Cambodia’s government ordered to return land taken a decade ago from indigenous communities for a Vietnamese company’s rubber plantation. The foreign concessions, thus, faced a challenge like the greater scrutiny over rights violations.
Cambodia preferred to return the land taken in the mid-2000s from the indigenous people back to them. The unprecedented move of the authorities made the activity of foreign investors more complicated if not possible at all. According to the governor of the north-eastern province of Ratanakari, the agriculture ministry was asked to take out 64 areas from the land concessions, many of them are Vietnamese.
Cambodia’s indigenous rights organisation in Ratanakari praised such a decision, which “represents an unprecedented recognition of indigenous land rights over business interests in Cambodia”. Despite that, the communities still needed compensation and help to rehabilitate their land and waterways.

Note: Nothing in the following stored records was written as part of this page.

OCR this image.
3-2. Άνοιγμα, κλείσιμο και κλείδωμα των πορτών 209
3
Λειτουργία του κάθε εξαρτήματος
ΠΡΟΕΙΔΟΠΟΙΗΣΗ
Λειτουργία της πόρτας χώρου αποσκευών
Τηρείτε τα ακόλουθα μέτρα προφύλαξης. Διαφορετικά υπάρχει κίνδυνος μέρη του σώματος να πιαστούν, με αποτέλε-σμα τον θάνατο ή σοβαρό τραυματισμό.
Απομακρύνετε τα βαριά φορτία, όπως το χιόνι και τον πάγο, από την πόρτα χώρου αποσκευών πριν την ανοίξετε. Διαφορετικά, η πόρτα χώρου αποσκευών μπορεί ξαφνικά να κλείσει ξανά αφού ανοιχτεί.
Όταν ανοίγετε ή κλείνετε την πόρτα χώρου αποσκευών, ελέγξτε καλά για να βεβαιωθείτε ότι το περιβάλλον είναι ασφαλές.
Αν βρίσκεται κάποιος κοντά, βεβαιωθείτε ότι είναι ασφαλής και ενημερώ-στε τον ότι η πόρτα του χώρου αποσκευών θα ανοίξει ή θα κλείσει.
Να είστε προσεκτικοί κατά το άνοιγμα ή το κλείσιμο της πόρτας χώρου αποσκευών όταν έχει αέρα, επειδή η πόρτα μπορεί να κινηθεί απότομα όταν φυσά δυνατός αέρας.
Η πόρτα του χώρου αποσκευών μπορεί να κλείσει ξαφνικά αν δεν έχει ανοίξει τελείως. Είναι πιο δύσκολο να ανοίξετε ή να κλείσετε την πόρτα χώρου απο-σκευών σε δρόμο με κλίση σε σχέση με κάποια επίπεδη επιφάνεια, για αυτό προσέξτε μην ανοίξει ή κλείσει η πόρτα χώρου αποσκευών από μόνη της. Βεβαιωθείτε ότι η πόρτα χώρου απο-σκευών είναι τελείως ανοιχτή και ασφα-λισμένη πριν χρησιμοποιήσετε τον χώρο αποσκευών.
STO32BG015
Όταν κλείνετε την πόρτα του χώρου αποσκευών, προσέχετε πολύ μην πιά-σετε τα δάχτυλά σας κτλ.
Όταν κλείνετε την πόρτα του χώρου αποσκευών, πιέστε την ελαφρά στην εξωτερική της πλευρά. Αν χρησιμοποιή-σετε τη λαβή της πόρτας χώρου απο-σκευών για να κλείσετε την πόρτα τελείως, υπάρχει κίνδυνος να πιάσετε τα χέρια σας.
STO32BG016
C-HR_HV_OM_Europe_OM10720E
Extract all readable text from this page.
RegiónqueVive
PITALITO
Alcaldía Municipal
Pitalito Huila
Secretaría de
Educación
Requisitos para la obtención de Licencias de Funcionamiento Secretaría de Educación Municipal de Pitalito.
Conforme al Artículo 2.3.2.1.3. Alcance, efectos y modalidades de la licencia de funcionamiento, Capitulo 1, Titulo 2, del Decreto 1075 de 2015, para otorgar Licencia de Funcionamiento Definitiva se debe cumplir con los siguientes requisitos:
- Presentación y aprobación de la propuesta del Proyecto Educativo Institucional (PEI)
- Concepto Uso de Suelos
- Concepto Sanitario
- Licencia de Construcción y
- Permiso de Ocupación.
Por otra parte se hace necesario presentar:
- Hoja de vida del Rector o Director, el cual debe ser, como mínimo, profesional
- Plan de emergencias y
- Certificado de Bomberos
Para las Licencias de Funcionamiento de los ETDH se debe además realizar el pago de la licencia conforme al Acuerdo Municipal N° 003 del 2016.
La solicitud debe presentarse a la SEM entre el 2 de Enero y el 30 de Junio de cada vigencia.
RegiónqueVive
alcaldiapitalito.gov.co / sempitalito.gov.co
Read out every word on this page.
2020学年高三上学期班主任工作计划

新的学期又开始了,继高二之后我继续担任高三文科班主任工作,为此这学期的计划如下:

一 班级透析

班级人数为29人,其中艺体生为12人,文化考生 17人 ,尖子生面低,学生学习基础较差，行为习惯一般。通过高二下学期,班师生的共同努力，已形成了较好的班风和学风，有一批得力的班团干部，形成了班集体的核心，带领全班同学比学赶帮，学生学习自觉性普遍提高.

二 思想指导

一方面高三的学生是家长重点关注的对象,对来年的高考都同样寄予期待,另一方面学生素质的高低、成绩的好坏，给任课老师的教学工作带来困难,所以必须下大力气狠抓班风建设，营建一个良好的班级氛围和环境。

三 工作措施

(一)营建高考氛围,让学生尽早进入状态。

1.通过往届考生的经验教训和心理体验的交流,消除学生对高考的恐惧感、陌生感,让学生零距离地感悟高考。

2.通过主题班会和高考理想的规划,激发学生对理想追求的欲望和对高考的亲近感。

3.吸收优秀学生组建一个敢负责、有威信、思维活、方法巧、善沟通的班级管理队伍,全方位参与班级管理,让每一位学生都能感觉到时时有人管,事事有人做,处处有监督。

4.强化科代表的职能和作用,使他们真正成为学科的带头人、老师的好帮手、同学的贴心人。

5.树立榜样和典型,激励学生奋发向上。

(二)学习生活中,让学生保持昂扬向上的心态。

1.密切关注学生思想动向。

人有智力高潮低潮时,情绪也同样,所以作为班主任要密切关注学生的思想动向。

According to the local farmers, foreign investors must be held accountable for any violations and harmful impacts when they ignore due process, including consulting with communities and gaining their consent. The special communities last week filed a new complaint with the IFC over environmental and human rights violations and the loss of land reserved for farming.
Last year, Cambodian farmers who said they were forcibly removed from their land for sugarcane plantations, filed a case in a Bangkok court against a Thai sugar firm. As cross-border investments in the region increase, disputes over land have also risen.